Speed Glue, mettant en vedette Antoine Bernadet et Edward Ly, sera présenté du 1er au 4 juin au Théâtre La Chapelle dans le cadre du FTA. Photo: Collaboration spéciale

Antoine Bernadet et Edward Ly sont champions canadiens de ping-pong. Sur scène, ils ne joueront pas l’un contre l’autre, mais plutôt l’un avec l’autre. La performance Speed Glue dont ils sont les interprètes est l’occasion de réfléchir aux concepts d’échange et de compétition.

Lors de ce match amical, les deux athlètes devront respecter quatre consignes : 1) Tenter de faire circuler la balle le plus longtemps possible; 2) Moduler la vitesse de sorte que l’échange puisse durer; 3) Maintenir l’intérêt; 4) Il est permis de rater la balle. Il suffit alors de reprendre le jeu.

Autant dire le contraire de ce qu’ils doivent faire dans un tournoi de haut niveau. Ici, l’adage «l’important n’est pas de gagner, mais de participer» prend tout son sens.
Le tennis de table permet au tandem créatif formé de la chorégraphe Dorian Nuskind Oder et de l’artiste multidisciplinaire Simon Grenier-Poirier d’aborder avec légèreté des concepts comme la concurrence et le capitalisme.

«Dans le ping-pong, il y a un côté hyper technique et compétitif chez les joueurs professionnels, mais aussi un côté associé au loisir, comme lorsqu’on y joue en famille. On apprécie ce sport pour cet équilibre entre le sérieux et le ludique, qui fait écho à la façon dont on aborde notre pratique artistique», détaille Dorian Nuskind Oder.

Ce sport olympique est arrivé un peu par hasard dans leur création. Au départ, le duo avait en tête trois notions : l’échange, la valeur et l’intérêt. «On trouvait que ces mots avaient des échos dans plusieurs champs de recherche, dont les arts et la finance», relate-t-elle.

Le ping-pong s’est immiscé dans leur réflexion par la simple présence d’une table de jeu dans le studio de Simon Grenier-Poirier. «Au début, on parlait tout en jouant», résume sa collègue.

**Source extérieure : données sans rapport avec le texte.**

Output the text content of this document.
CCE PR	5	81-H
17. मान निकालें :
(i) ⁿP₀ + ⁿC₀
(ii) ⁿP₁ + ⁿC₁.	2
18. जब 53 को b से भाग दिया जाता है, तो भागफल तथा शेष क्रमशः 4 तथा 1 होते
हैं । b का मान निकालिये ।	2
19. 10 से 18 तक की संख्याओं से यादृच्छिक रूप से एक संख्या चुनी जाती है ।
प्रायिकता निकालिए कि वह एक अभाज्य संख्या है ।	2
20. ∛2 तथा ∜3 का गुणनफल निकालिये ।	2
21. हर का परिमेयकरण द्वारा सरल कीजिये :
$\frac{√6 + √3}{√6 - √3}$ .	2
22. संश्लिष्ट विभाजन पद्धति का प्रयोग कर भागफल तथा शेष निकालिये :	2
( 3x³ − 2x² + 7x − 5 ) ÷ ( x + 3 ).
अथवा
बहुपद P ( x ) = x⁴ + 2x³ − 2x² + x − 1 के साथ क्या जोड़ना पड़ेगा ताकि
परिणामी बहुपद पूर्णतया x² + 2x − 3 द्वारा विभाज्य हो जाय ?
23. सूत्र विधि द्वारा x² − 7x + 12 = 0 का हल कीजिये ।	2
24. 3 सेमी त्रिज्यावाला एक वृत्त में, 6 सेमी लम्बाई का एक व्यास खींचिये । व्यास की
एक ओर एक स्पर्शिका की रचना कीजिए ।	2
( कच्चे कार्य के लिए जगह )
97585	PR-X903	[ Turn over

«L’essence du projet était de changer les règles pour créer quelque chose de nouveau.» Simon Grenier-Poirier

Puis, au cours d’un séjour en Allemagne, le tandem s’étonne de voir partout des tables de ping-pong : dans les bars, dans les parcs, etc. ll approfondit alors ses recherches sur ce sport. «On a réalisé qu’il y avait plusieurs liens politiques à faire», poursuit la chorégraphe, donnant en exemple la «diplomatie du ping-pong», qui a donné un nouveau souffle à la relation entre la Chine et les États-Unis dans les années 1970.

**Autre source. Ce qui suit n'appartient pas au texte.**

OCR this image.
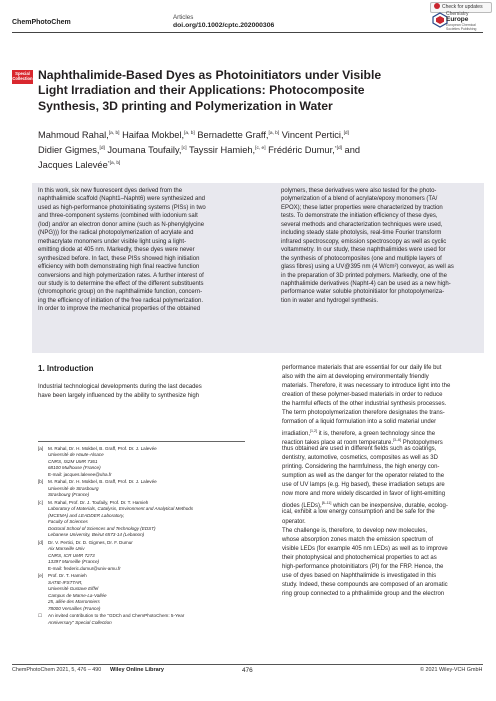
ChemPhotoChem
Articles
doi.org/10.1002/cptc.202000306
Check for updates
Chemistry
Europe
European Chemical
Societies Publishing
Special
Collection Naphthalimide-Based Dyes as Photoinitiators under Visible
Light Irradiation and their Applications: Photocomposite
Synthesis, 3D printing and Polymerization in Water
Mahmoud Rahal,[a, b] Haifaa Mokbel,[a, b] Bernadette Graff,[a, b] Vincent Pertici,[d]
Didier Gigmes,[d] Joumana Toufaily,[c] Tayssir Hamieh,[c, e] Frédéric Dumur,$^{*[d]}$ and
Jacques Lalevée$^{*[a, b]}$
In this work, six new fluorescent dyes derived from the
naphthalimide scaffold (Napht1–Napht6) were synthesized and
used as high-performance photoinitiating systems (PISs) in two
and three-component systems (combined with iodonium salt
(Iod) and/or an electron donor amine (such as N-phenylglycine
(NPG))) for the radical photopolymerization of acrylate and
methacrylate monomers under visible light using a light-
emitting diode at 405 nm. Markedly, these dyes were never
synthesized before. In fact, these PISs showed high initiation
efficiency with both demonstrating high final reactive function
conversions and high polymerization rates. A further interest of
our study is to determine the effect of the different substituents
(chromophoric group) on the naphthalimide function, concern-
ing the efficiency of initiation of the free radical polymerization.
In order to improve the mechanical properties of the obtained
polymers, these derivatives were also tested for the photo-
polymerization of a blend of acrylate/epoxy monomers (TA/
EPOX); these latter properties were characterized by traction
tests. To demonstrate the initiation efficiency of these dyes,
several methods and characterization techniques were used,
including steady state photolysis, real-time Fourier transform
infrared spectroscopy, emission spectroscopy as well as cyclic
voltammetry. In our study, these naphthalimides were used for
the synthesis of photocomposites (one and multiple layers of
glass fibres) using a UV@395 nm (4 W/cm²) conveyor, as well as
in the preparation of 3D printed polymers. Markedly, one of the
naphthalimide derivatives (Napht-4) can be used as a new high-
performance water soluble photoinitiator for photopolymeriza-
tion in water and hydrogel synthesis.
1. Introduction
Industrial technological developments during the last decades
have been largely influenced by the ability to synthesize high
[a] M. Rahal, Dr. H. Mokbel, B. Graff, Prof. Dr. J. Lalevée
Université de Haute-Alsace
CNRS, IS2M UMR 7361
68100 Mulhouse (France)
E-mail: jacques.lalevee@uha.fr
[b] M. Rahal, Dr. H. Mokbel, B. Graff, Prof. Dr. J. Lalevée
Université de Strasbourg
Strasbourg (France)
[c] M. Rahal, Prof. Dr. J. Toufaily, Prof. Dr. T. Hamieh
Laboratory of Materials, Catalysis, Environment and Analytical Methods
(MCEMA) and LEADDER Laboratory,
Faculty of Sciences
Doctoral School of Sciences and Technology (EDST)
Lebanese University, Beirut 6573-14 (Lebanon)
[d] Dr. V. Pertici, Dr. D. Gigmes, Dr. F. Dumur
Aix Marseille Univ
CNRS, ICR UMR 7273
13397 Marseille (France)
E-mail: frederic.dumur@univ-amu.fr
[e] Prof. Dr. T. Hamieh
SATIE-IFSTTAR,
Université Gustave Eiffel
Campus de Marne-La-Vallée
25, allée des Marronniers
78000 Versailles (France)
☐ An invited contribution to the "GDCh and ChemPhotoChem: 5-Year
Anniversary" Special Collection
performance materials that are essential for our daily life but
also with the aim at developing environmentally friendly
materials. Therefore, it was necessary to introduce light into the
creation of these polymer-based materials in order to reduce
the harmful effects of the other industrial synthesis processes.
The term photopolymerization therefore designates the trans-
formation of a liquid formulation into a solid material under
irradiation,[1,2] it is, therefore, a green technology since the
reaction takes place at room temperature.[3–6] Photopolymers
thus obtained are used in different fields such as coatings,
dentistry, automotive, cosmetics, composites as well as 3D
printing. Considering the harmfulness, the high energy con-
sumption as well as the danger for the operator related to the
use of UV lamps (e.g. Hg based), these irradiation setups are
now more and more widely discarded in favor of light-emitting
diodes (LEDs),[8–11] which can be inexpensive, durable, ecolog-
ical, exhibit a low energy consumption and be safe for the
operator.
The challenge is, therefore, to develop new molecules,
whose absorption zones match the emission spectrum of
visible LEDs (for example 405 nm LEDs) as well as to improve
their photophysical and photochemical properties to act as
high-performance photoinitiators (PI) for the FRP. Hence, the
use of dyes based on Naphthalimide is investigated in this
study. Indeed, these compounds are composed of an aromatic
ring group connected to a phthalimide group and the electron
ChemPhotoChem 2021, 5, 476 – 490 Wiley Online Library	476	© 2021 Wiley-VCH GmbH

Le fait d’être à Berlin, capitale de la rivalité entre les systèmes communiste et capitaliste dans les années 1980, a également teinté leur démarche. «Avec la chute du mur de Berlin, ce fut l’écroulement de l’idéal communiste et de ce monde caractérisé par l’antagonisme de deux forces égales, explique-t-elle. Depuis ce moment, le capitalisme est devenu la seule option viable. Ça a nourri notre réflexion sur la question d’échange, de la binarité d’une compétition, dans laquelle ça prend un perdant et un gagnant.»

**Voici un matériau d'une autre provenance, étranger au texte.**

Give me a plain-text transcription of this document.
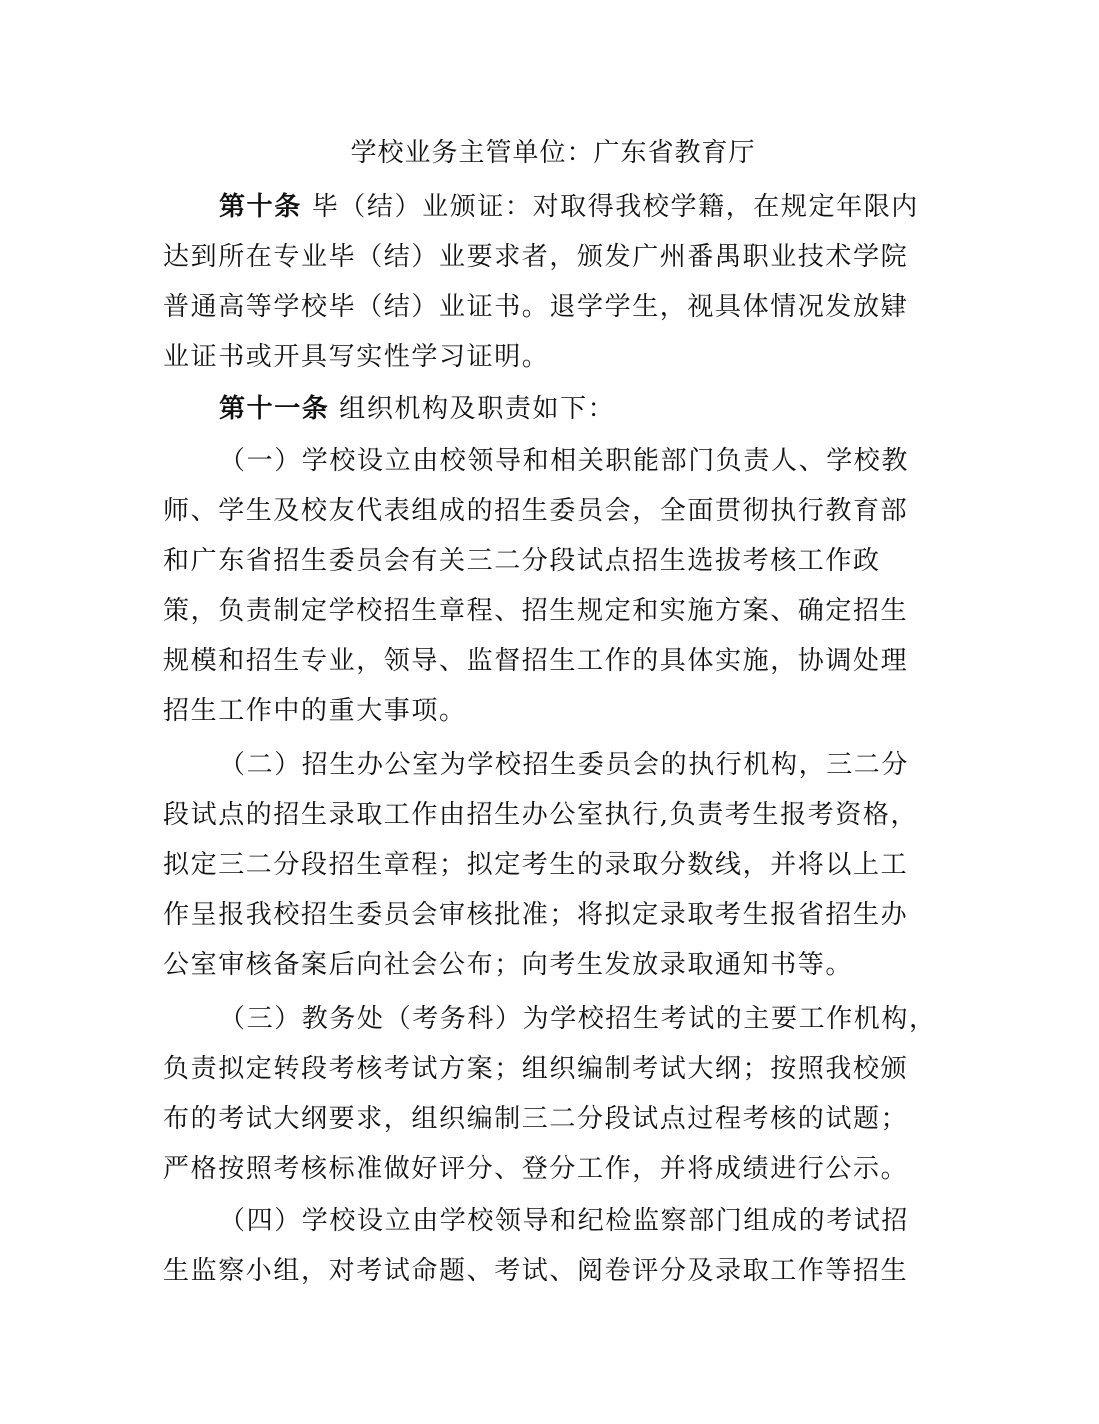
学校业务主管单位：广东省教育厅
第十条 毕（结）业颁证：对取得我校学籍，在规定年限内
达到所在专业毕（结）业要求者，颁发广州番禺职业技术学院
普通高等学校毕（结）业证书。退学学生，视具体情况发放肄
业证书或开具写实性学习证明。
第十一条 组织机构及职责如下：
（一）学校设立由校领导和相关职能部门负责人、学校教
师、学生及校友代表组成的招生委员会，全面贯彻执行教育部
和广东省招生委员会有关三二分段试点招生选拔考核工作政
策，负责制定学校招生章程、招生规定和实施方案、确定招生
规模和招生专业，领导、监督招生工作的具体实施，协调处理
招生工作中的重大事项。
（二）招生办公室为学校招生委员会的执行机构，三二分
段试点的招生录取工作由招生办公室执行,负责考生报考资格，
拟定三二分段招生章程；拟定考生的录取分数线，并将以上工
作呈报我校招生委员会审核批准；将拟定录取考生报省招生办
公室审核备案后向社会公布；向考生发放录取通知书等。
（三）教务处（考务科）为学校招生考试的主要工作机构，
负责拟定转段考核考试方案；组织编制考试大纲；按照我校颁
布的考试大纲要求，组织编制三二分段试点过程考核的试题；
严格按照考核标准做好评分、登分工作，并将成绩进行公示。
（四）学校设立由学校领导和纪检监察部门组成的考试招
生监察小组，对考试命题、考试、阅卷评分及录取工作等招生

Sur scène, il n’y aura pas de perdant, mais plutôt deux gagnants au terme des 30 minutes d’échange, ce qui pourrait être déstabilisant pour les deux athlètes formés pour la compétition.

Pas de pointage à suivre non plus, les spectateurs pourront se concentrer entièrement sur les joueurs «en tant qu’êtres humains», comme dans un spectacle de danse, en suivant leurs mouvements, leur rythme et leur posture. «Ça permet le déploiement d’une certaine prouesse, de tactiques et de stratégies, pas dans le but de battre l’autre, mais dans celui de demeurer engagé dans le processus», commente Simon Grenier-Poirier.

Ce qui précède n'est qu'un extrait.